İkincisi, dijital teknolojinin yarattığı, emeği açığa çıkaran otomasyon, otonom uygulamalar ve yapay zekânın potansiyellerinin olası etkilerini öngörmeliyiz. İş yerlerinin “mekan seçimi” konusundaki bütün varsayımları ve zihni modelleri değişmektedir. Değişmelere uyum gösterebilmemiz için de öngörme ve önlem alma disiplinine sahip olmak kadar, ödünsüz “gözetim ve denetim” ilkesine de sahip çıkmak gerekiyor. Yeni nesil OSB’leri kurarken altyapısına “merkezi gözetim ve geri-bildirimlerin eşanlı değerlendirilmesi ve anında önlem alma” gibi unsurları da eklemek gerekiyor. Sermaye yetersizliği ve OSB ihtiyacı Ülkemizde “sermaye yetersizliği” bir sır değil.

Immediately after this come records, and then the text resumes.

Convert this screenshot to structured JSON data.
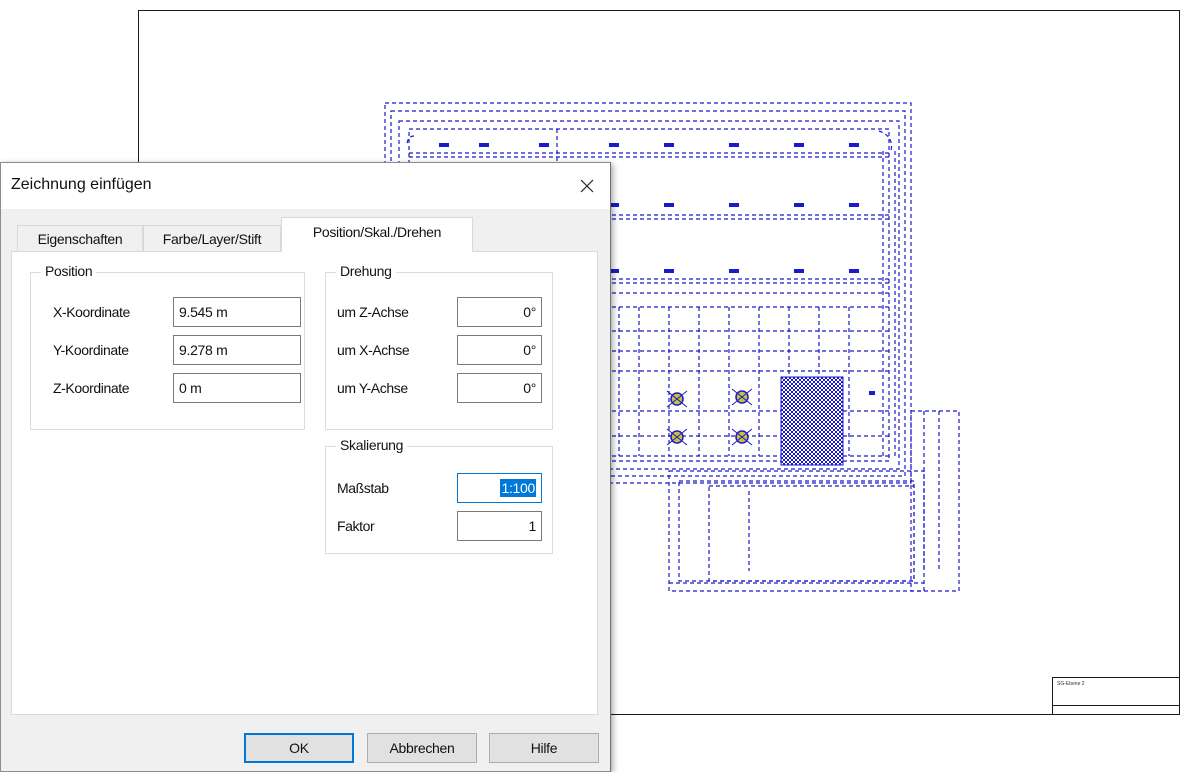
{
  "dialog": {
    "title": "Zeichnung einfügen",
    "close_icon": "close-icon",
    "tabs": [
      {
        "label": "Eigenschaften",
        "active": false
      },
      {
        "label": "Farbe/Layer/Stift",
        "active": false
      },
      {
        "label": "Position/Skal./Drehen",
        "active": true
      }
    ],
    "position": {
      "legend": "Position",
      "rows": [
        {
          "label": "X-Koordinate",
          "value": "9.545 m"
        },
        {
          "label": "Y-Koordinate",
          "value": "9.278 m"
        },
        {
          "label": "Z-Koordinate",
          "value": "0 m"
        }
      ]
    },
    "rotation": {
      "legend": "Drehung",
      "rows": [
        {
          "label": "um Z-Achse",
          "value": "0°"
        },
        {
          "label": "um X-Achse",
          "value": "0°"
        },
        {
          "label": "um Y-Achse",
          "value": "0°"
        }
      ]
    },
    "scaling": {
      "legend": "Skalierung",
      "scale_label": "Maßstab",
      "scale_value": "1:100",
      "factor_label": "Faktor",
      "factor_value": "1"
    },
    "buttons": {
      "ok": "OK",
      "cancel": "Abbrechen",
      "help": "Hilfe"
    }
  },
  "sheet": {
    "titleblock_text": "SG-Ebene 2",
    "drawing_color": "#1a1acc"
  }
}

Mevcut üretim yapısının ithalata bağımlılığının yarattığı yapısal “cari açık” önemli kara deliklerden biri. Güler Sabancı’nın, “Dijitalleşme ile dünyadaki hızlı değişim tüm ülkeleri tekrar başa, başlangıç çizgisine getirdi. Bu da bize yep yeni bir fırsat penceresi araladı” saptamasından hareket edersek, yeni nesil OSB’lerde yeni nesil üretim tesislerini kurarken, sermaye yetersizliği yanında dışa bağımlılığı artıran diğer etkenleri de analiz etmeliyiz. Yeni nesil OSB’lerde yapılacak yatırımlara, gereksiz sermaye bağlamamak için “başlangıç noktasına hassas bağlılık ilkesine” uyarak, ön-araştırmalara gerekli para, emek ve zamanı harcamalıyız. Özellikle de, yığılmaları önleyerek, sinerjik kümelenme yaklaşımını öne çıkarmalıyız.